Despite Pakistan’s denial, there is a real chance that Turkey is preparing to deploy its proxies in Kashmir. Turkey has a track record of using its Syrian proxies as a pawn to promote its interests in other parts of the world. Between 2019 and 2020, Turkey deployed around 18,000 Syrian militants in Libya, to support the Tripoli-based Government of National Accord. In the second half of 2020, more than 2,000 Syrian militants supported Azerbaijan’s large offensive on the disputed region of Nagorno-Karabakh. The upcoming few weeks and months will likely reveal more information on the issue.

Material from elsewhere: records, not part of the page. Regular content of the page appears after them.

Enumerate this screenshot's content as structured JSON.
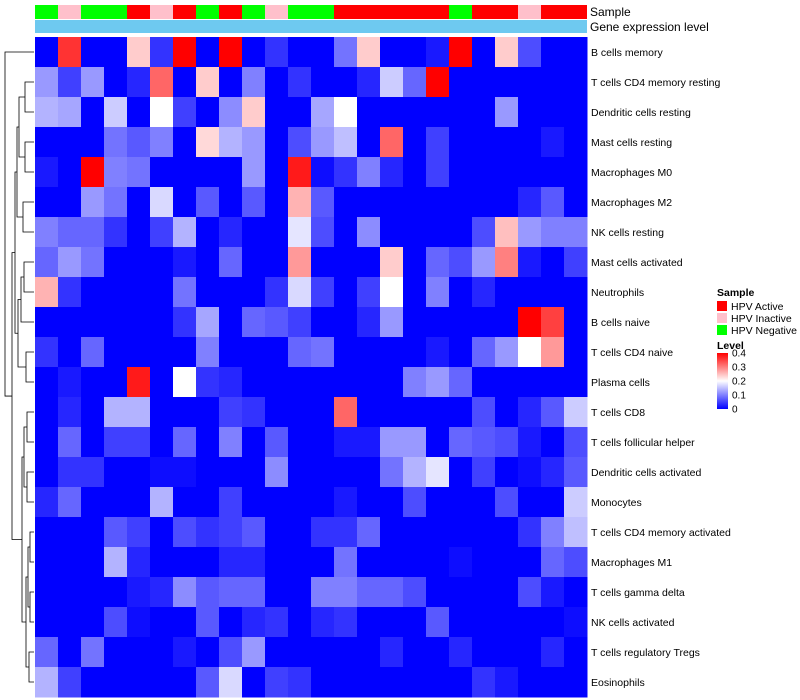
{
  "chart_data": {
    "type": "heatmap",
    "annotation_tracks": [
      {
        "name": "Sample",
        "label": "Sample"
      },
      {
        "name": "Gene expression level",
        "label": "Gene expression level"
      }
    ],
    "sample_groups": [
      "Negative",
      "Inactive",
      "Negative",
      "Negative",
      "Active",
      "Inactive",
      "Active",
      "Negative",
      "Active",
      "Negative",
      "Inactive",
      "Negative",
      "Negative",
      "Active",
      "Active",
      "Active",
      "Active",
      "Active",
      "Negative",
      "Active",
      "Active",
      "Inactive",
      "Active",
      "Active"
    ],
    "expression_level_color": "#6ec9f0",
    "rows": [
      "B cells memory",
      "T cells CD4 memory resting",
      "Dendritic cells resting",
      "Mast cells resting",
      "Macrophages M0",
      "Macrophages M2",
      "NK cells resting",
      "Mast cells activated",
      "Neutrophils",
      "B cells naive",
      "T cells CD4 naive",
      "Plasma cells",
      "T cells CD8",
      "T cells follicular helper",
      "Dendritic cells activated",
      "Monocytes",
      "T cells CD4 memory activated",
      "Macrophages M1",
      "T cells gamma delta",
      "NK cells activated",
      "T cells regulatory  Tregs",
      "Eosinophils"
    ],
    "values": [
      [
        0.0,
        0.36,
        0.0,
        0.0,
        0.24,
        0.04,
        0.4,
        0.0,
        0.4,
        0.0,
        0.04,
        0.0,
        0.0,
        0.09,
        0.24,
        0.0,
        0.0,
        0.02,
        0.4,
        0.0,
        0.24,
        0.06,
        0.0,
        0.0
      ],
      [
        0.12,
        0.05,
        0.12,
        0.0,
        0.03,
        0.32,
        0.0,
        0.24,
        0.0,
        0.1,
        0.0,
        0.04,
        0.0,
        0.0,
        0.03,
        0.16,
        0.08,
        0.4,
        0.0,
        0.0,
        0.0,
        0.0,
        0.0,
        0.0
      ],
      [
        0.14,
        0.13,
        0.0,
        0.16,
        0.0,
        0.2,
        0.05,
        0.0,
        0.11,
        0.24,
        0.0,
        0.0,
        0.13,
        0.2,
        0.0,
        0.0,
        0.0,
        0.0,
        0.0,
        0.0,
        0.12,
        0.0,
        0.0,
        0.0
      ],
      [
        0.0,
        0.0,
        0.0,
        0.09,
        0.07,
        0.1,
        0.0,
        0.23,
        0.14,
        0.12,
        0.0,
        0.06,
        0.12,
        0.15,
        0.0,
        0.32,
        0.0,
        0.05,
        0.0,
        0.0,
        0.0,
        0.0,
        0.02,
        0.0
      ],
      [
        0.02,
        0.0,
        0.4,
        0.1,
        0.09,
        0.0,
        0.0,
        0.0,
        0.0,
        0.12,
        0.0,
        0.38,
        0.01,
        0.04,
        0.1,
        0.03,
        0.0,
        0.05,
        0.0,
        0.0,
        0.0,
        0.0,
        0.0,
        0.0
      ],
      [
        0.0,
        0.0,
        0.12,
        0.09,
        0.0,
        0.17,
        0.0,
        0.07,
        0.0,
        0.07,
        0.0,
        0.26,
        0.07,
        0.0,
        0.0,
        0.0,
        0.0,
        0.0,
        0.0,
        0.0,
        0.0,
        0.03,
        0.07,
        0.0
      ],
      [
        0.1,
        0.08,
        0.08,
        0.04,
        0.0,
        0.05,
        0.14,
        0.0,
        0.03,
        0.0,
        0.0,
        0.18,
        0.06,
        0.0,
        0.11,
        0.0,
        0.0,
        0.0,
        0.0,
        0.06,
        0.25,
        0.12,
        0.1,
        0.1
      ],
      [
        0.08,
        0.12,
        0.09,
        0.0,
        0.0,
        0.0,
        0.02,
        0.0,
        0.08,
        0.0,
        0.0,
        0.28,
        0.0,
        0.0,
        0.0,
        0.24,
        0.0,
        0.08,
        0.06,
        0.12,
        0.3,
        0.02,
        0.0,
        0.05
      ],
      [
        0.26,
        0.04,
        0.0,
        0.0,
        0.0,
        0.0,
        0.09,
        0.0,
        0.0,
        0.0,
        0.04,
        0.17,
        0.05,
        0.0,
        0.05,
        0.2,
        0.0,
        0.1,
        0.0,
        0.03,
        0.0,
        0.0,
        0.0,
        0.0
      ],
      [
        0.0,
        0.0,
        0.0,
        0.0,
        0.0,
        0.0,
        0.04,
        0.13,
        0.0,
        0.08,
        0.07,
        0.05,
        0.0,
        0.0,
        0.03,
        0.12,
        0.0,
        0.0,
        0.0,
        0.0,
        0.0,
        0.4,
        0.35,
        0.0
      ],
      [
        0.04,
        0.0,
        0.08,
        0.0,
        0.0,
        0.0,
        0.0,
        0.1,
        0.0,
        0.0,
        0.0,
        0.08,
        0.09,
        0.0,
        0.0,
        0.0,
        0.0,
        0.02,
        0.0,
        0.08,
        0.12,
        0.2,
        0.28,
        0.0
      ],
      [
        0.0,
        0.02,
        0.0,
        0.0,
        0.38,
        0.0,
        0.2,
        0.04,
        0.03,
        0.0,
        0.0,
        0.0,
        0.0,
        0.0,
        0.0,
        0.0,
        0.1,
        0.12,
        0.08,
        0.0,
        0.0,
        0.0,
        0.0,
        0.0
      ],
      [
        0.0,
        0.03,
        0.0,
        0.14,
        0.14,
        0.0,
        0.0,
        0.0,
        0.05,
        0.04,
        0.0,
        0.0,
        0.0,
        0.32,
        0.0,
        0.0,
        0.0,
        0.0,
        0.0,
        0.06,
        0.0,
        0.03,
        0.07,
        0.16
      ],
      [
        0.0,
        0.08,
        0.0,
        0.05,
        0.05,
        0.0,
        0.08,
        0.0,
        0.1,
        0.0,
        0.07,
        0.0,
        0.0,
        0.02,
        0.02,
        0.12,
        0.12,
        0.0,
        0.08,
        0.07,
        0.06,
        0.02,
        0.0,
        0.06
      ],
      [
        0.0,
        0.04,
        0.04,
        0.0,
        0.0,
        0.01,
        0.01,
        0.0,
        0.0,
        0.0,
        0.11,
        0.0,
        0.0,
        0.0,
        0.0,
        0.09,
        0.14,
        0.18,
        0.0,
        0.05,
        0.0,
        0.01,
        0.03,
        0.07
      ],
      [
        0.03,
        0.08,
        0.0,
        0.0,
        0.0,
        0.14,
        0.0,
        0.0,
        0.05,
        0.0,
        0.0,
        0.0,
        0.0,
        0.02,
        0.0,
        0.0,
        0.06,
        0.0,
        0.0,
        0.0,
        0.06,
        0.0,
        0.0,
        0.16
      ],
      [
        0.0,
        0.0,
        0.0,
        0.07,
        0.05,
        0.0,
        0.06,
        0.04,
        0.05,
        0.07,
        0.0,
        0.0,
        0.04,
        0.04,
        0.08,
        0.0,
        0.0,
        0.0,
        0.0,
        0.0,
        0.0,
        0.04,
        0.1,
        0.15
      ],
      [
        0.0,
        0.0,
        0.0,
        0.14,
        0.03,
        0.0,
        0.0,
        0.0,
        0.03,
        0.03,
        0.0,
        0.0,
        0.0,
        0.09,
        0.0,
        0.0,
        0.0,
        0.0,
        0.01,
        0.0,
        0.0,
        0.0,
        0.08,
        0.06
      ],
      [
        0.0,
        0.0,
        0.0,
        0.0,
        0.02,
        0.03,
        0.11,
        0.07,
        0.08,
        0.08,
        0.0,
        0.0,
        0.1,
        0.1,
        0.08,
        0.08,
        0.06,
        0.0,
        0.0,
        0.0,
        0.0,
        0.06,
        0.02,
        0.0
      ],
      [
        0.0,
        0.0,
        0.0,
        0.06,
        0.01,
        0.0,
        0.0,
        0.07,
        0.0,
        0.03,
        0.04,
        0.0,
        0.03,
        0.04,
        0.0,
        0.0,
        0.0,
        0.07,
        0.0,
        0.0,
        0.0,
        0.0,
        0.0,
        0.01
      ],
      [
        0.08,
        0.0,
        0.09,
        0.0,
        0.0,
        0.0,
        0.02,
        0.0,
        0.06,
        0.12,
        0.0,
        0.0,
        0.0,
        0.0,
        0.0,
        0.03,
        0.0,
        0.0,
        0.03,
        0.0,
        0.0,
        0.0,
        0.03,
        0.0
      ],
      [
        0.14,
        0.05,
        0.0,
        0.0,
        0.0,
        0.0,
        0.0,
        0.07,
        0.17,
        0.0,
        0.05,
        0.04,
        0.0,
        0.0,
        0.0,
        0.0,
        0.0,
        0.0,
        0.0,
        0.04,
        0.02,
        0.0,
        0.0,
        0.0
      ]
    ],
    "color_scale": {
      "min": 0,
      "max": 0.4,
      "low": "#0000ff",
      "mid": "#ffffff",
      "high": "#ff0000"
    },
    "legend": {
      "sample": {
        "title": "Sample",
        "items": [
          {
            "label": "HPV Active",
            "color": "#ff0000"
          },
          {
            "label": "HPV Inactive",
            "color": "#ffc0cb"
          },
          {
            "label": "HPV Negative",
            "color": "#00ff00"
          }
        ]
      },
      "level": {
        "title": "Level",
        "ticks": [
          {
            "value": 0.4,
            "label": "0.4"
          },
          {
            "value": 0.3,
            "label": "0.3"
          },
          {
            "value": 0.2,
            "label": "0.2"
          },
          {
            "value": 0.1,
            "label": "0.1"
          },
          {
            "value": 0,
            "label": "0"
          }
        ]
      }
    },
    "row_dendrogram": "hierarchical clustering of rows (left side)"
  }
}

In the meantime, where there is a crisis there is an opportunity. Ukraine is forming a joint venture company with Turkey to domestically produce as many as 48 Bayraktar T.B.2. combat drones. The news came from Vadym Ihorovych, General Director of a state-owned Ukrainian defense manufacturer.


On the possibility of exporting the drones to a third country, Ihorovych said the two companies have agreed to let Ukraine export them to any country, barring those to which Turkey already exports the drones. “There is already an agreement with the Turkish side that we do not go to those countries where they are already present with these products, to Azerbaijan for example,” he said. Ukraine bought its first 6 Bayraktar drones and 3 control stations in 2019, while the Ukrainian military underwent training in Turkey.


The arming of Ukraine is in line with western power’s goals of destroying Russia. Erdogan has stated he will never recognize the Russian annexation of Crimea, and western powers have been funding Ukraine’s government, which is being used to contract expertise and equipment from partners such as Turkey, for the end goal of using the Ukrainians to engage a proxy war against Russia.


With the Armenian conflict with Azerbaijan calmed by the presence of Russian troops in Nagorno-Karabakh, essentially cutting Turkey out of the deal, the next move for Erdogan’s fledgling economy may be with Georgia. Georgia is a country that is not only hostile towards Russia, but is pro-western, and has extensive cooperation with Turkey and Azerbaijan. The country has benefited greatly from the joint Turkish-Azeri aggression and isolation against Armenia. However, they have seen the regions of Abkhazia and Ossetia try to break away, after being attacked by Georgian troops in 2008. This led to Russia protecting the regions in the same way it is in Nagorno-Karabakh today. Which provides fertile ground for Erdogan to seek expansion into the Caucasus, as another point of conflict to weaken Russia.


Never has the Turkish economy been so weak, has it been at odd with so many neighbors, and at the same time aggressively expanding territory, bases, and influence abroad, since the fall of the Ottoman Empire in 1923. In many ways, the illegal actions of Erdogan are in line with modern unconditional warfare theory, and western goals, especially when it comes to countering Russia geopolitically, but in reality, he is seeking his own goals for domination.


Sultan Erdogan has brought wars to Turkey on several fronts, and at the same time managed to isolate itself with most of its neighbors and superpowers. Once allies of Israel, Saudi Arabia, and Iran, have become estranged geopolitical opponents, and in the long-term view will eventually become forced to either submit to the Neo-Ottoman will, or fight. Even more dangerous is the actions taken against Russia, which has fought 16 wars with Turkey over the years, and it is only a matter of time before the next one.


Will Erdogan survive long enough to see his dream of becoming a regional superpower come to fruition, or will he fall into the chaos that has swept away all other dictators of the region? One thing is certain, his time is running out!